I think I am going to change directions a bit with this blog. My goal at first was to have a place to document all the good, motivating and inspirational things that go on in my life, and that I experience on my journey to normalcy. But things have derailed in my life a bit, and I find it harder and harder to think of uplifting things to write. At least on a regular basis anyway. I will stick to my 2010 resolution about keeping my dirty laundry in the closet, and not ever saying mean or negative things about other people behind their back (or in a public forum).

I would like to just document what is going on, either uplifting, happy, sad or otherwise. That way, I will still feel motivated to update, even if things aren’t going so well.

Now, why is this post called, “Growing Up”? Well, because I feel like I am finally growing up. Maturing. Reflecting back on my actions and the way I reacted to things in my past showed me how incredibly immature I have always been. It took 31 years for me to finally become an adult. Now, I am not talking about tossing out the toys and cartoons and exchanging them for the NYSE tickers and NCIS. No, I am talking about how I handle every day tasks and how I relate to other people. I still love cartoons, I still play video games and collect certain toys.
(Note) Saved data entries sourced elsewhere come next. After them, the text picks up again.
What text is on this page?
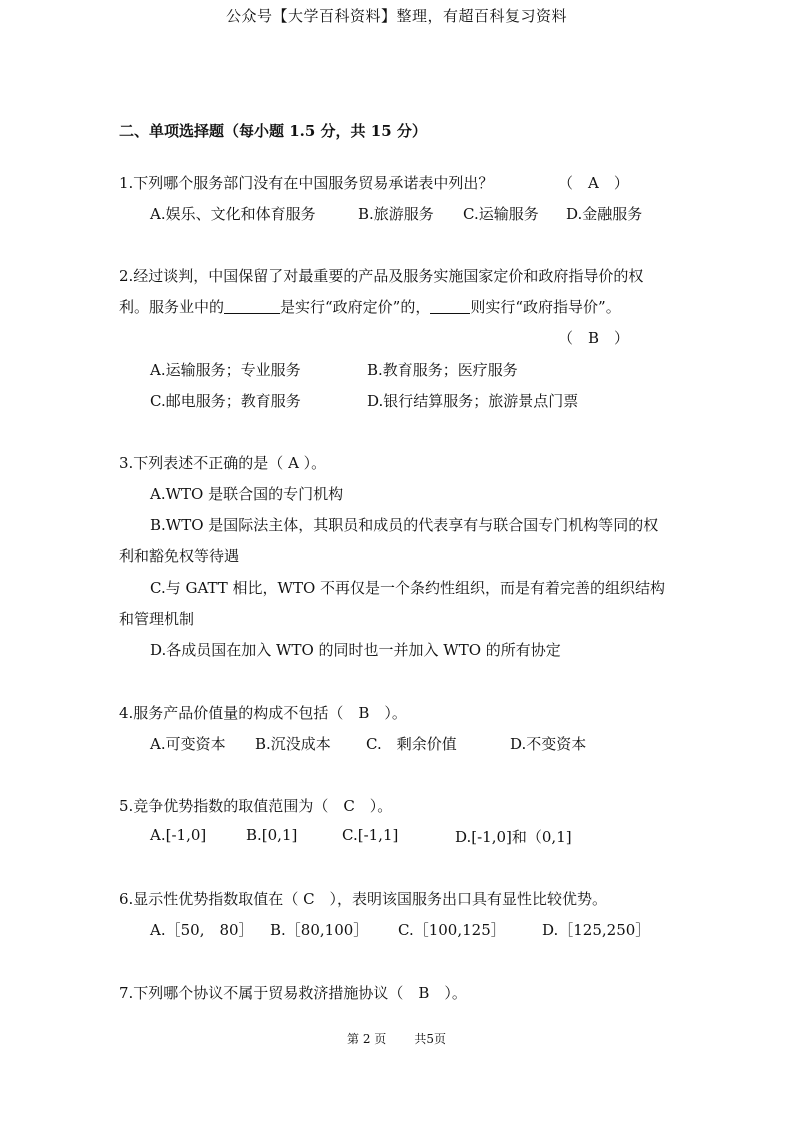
公众号【大学百科资料】整理，有超百科复习资料
二、单项选择题（每小题 1.5 分，共 15 分）
1.下列哪个服务部门没有在中国服务贸易承诺表中列出？	（　A　）
A.娱乐、文化和体育服务	B.旅游服务 C.运输服务 D.金融服务
2.经过谈判，中国保留了对最重要的产品及服务实施国家定价和政府指导价的权
利。服务业中的	是实行“政府定价”的，	则实行“政府指导价”。
（　B　）
A.运输服务；专业服务	B.教育服务；医疗服务
C.邮电服务；教育服务	D.银行结算服务；旅游景点门票
3.下列表述不正确的是（ A ）。
A.WTO 是联合国的专门机构
B.WTO 是国际法主体，其职员和成员的代表享有与联合国专门机构等同的权
利和豁免权等待遇
C.与 GATT 相比，WTO 不再仅是一个条约性组织，而是有着完善的组织结构
和管理机制
D.各成员国在加入 WTO 的同时也一并加入 WTO 的所有协定
4.服务产品价值量的构成不包括（　B　）。
A.可变资本 B.沉没成本 C.　剩余价值	D.不变资本
5.竞争优势指数的取值范围为（　C　）。
A.[-1,0]	B.[0,1]	C.[-1,1]	D.[-1,0]和（0,1]
6.显示性优势指数取值在（ C　），表明该国服务出口具有显性比较优势。
A.［50,　80］ B.［80,100］ C.［100,125］ D.［125,250］
7.下列哪个协议不属于贸易救济措施协议（　B　）。
第 2 页 共5页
My room still has life-size cardboard cutouts of Darth Vader, Stitch, Mushu and Alice with the Chesire Cat. I also still enjoy a good fart joke.

So what has changed? My perspective on other people. I no longer see the world with me as the center. I can see other people’s point of view, and I am not quick to judge or criticize. I realize that I never will know the whole story behind why people do the things they do, so I don’t jump to conclusions that put me at the center of the slight. The biggest change though, is that I accept that I am real, I am human, and I can’t live my life in a video game where I take the relationships personally. I will never meet any of the people on the other side of the computer, so I don’t care what they think about me. I no longer need the validation of being awesome in that fantasy world, because real life is so much better. Bumpy roads, grey clouds and all.

I am spending a lot of time trying to redefine myself, so that my sole descriptor isn’t “gamer”. I invested in some new hobbies to see if I have aptitude for sewing and sculpting. I spend more time with my mom as well. We have our nights where we set aside time to watch some prime time TV together. (True Blood is coming in 4 weeks! woo!)

I am writing, too. I have half of a novel’s first draft complete. I have the world-building and outlines done for 3 other novels. I am working on gaining the courage to let other people read my work still. But my ultimate goal is to complete a novel, not necessarily sell one. Though it would be awesome.

I am still in school. My graduation date is still set for the end of December, and my GPA is currently 3.91. It will most likely go down when this sessions grades are posted though, because I am struggling with CPT-4. The teacher is way more strict with getting the exact numbers, without hints, second chances, or leeway, than my ICD-9 teacher was. She won’t even tell me what I am doing wrong, just that I am “making several different mistakes one code after the other”.  The more I learn about coding (any system) the less I like it. However, I do like HIM, so I decided I want to be an RHIA (Registered Health Information Administrator) so I will be signing up to get my Bachelor’s degree.

I planted some herbs this year too, because a couple of months ago I learned that I love to cook with herbs and fresh ingredients. Not the “cooking” I was taught growing up (bland survival meals: meat and potatoes with just ground hamburger, potatoes and water) but the kind you see on Food Network. I also have become incredibly addicted to Caprese salad. I eat it nearly every day for lunch. I don’t know the health value in it, but at least there is no sugar or carbs in it. Cooking is an expensive hobby, so I haven’t delved as deep as I would like.

We have an addition to the family as well. A long-haired chihuahua puppy that my mom named Coco. She’s a chocolate brown color, so the name kind of fits. She is still very co-dependent, having never slept a night not next to me. My schedule keeps me up all night, so she sleeps in the chair curled up next to me. Sandy doesn’t quite like her, or at least, she pretends she doesn’t. She acts like if she gets too close, she’ll get cooties. But when no one’s looking, she plays with the puppy.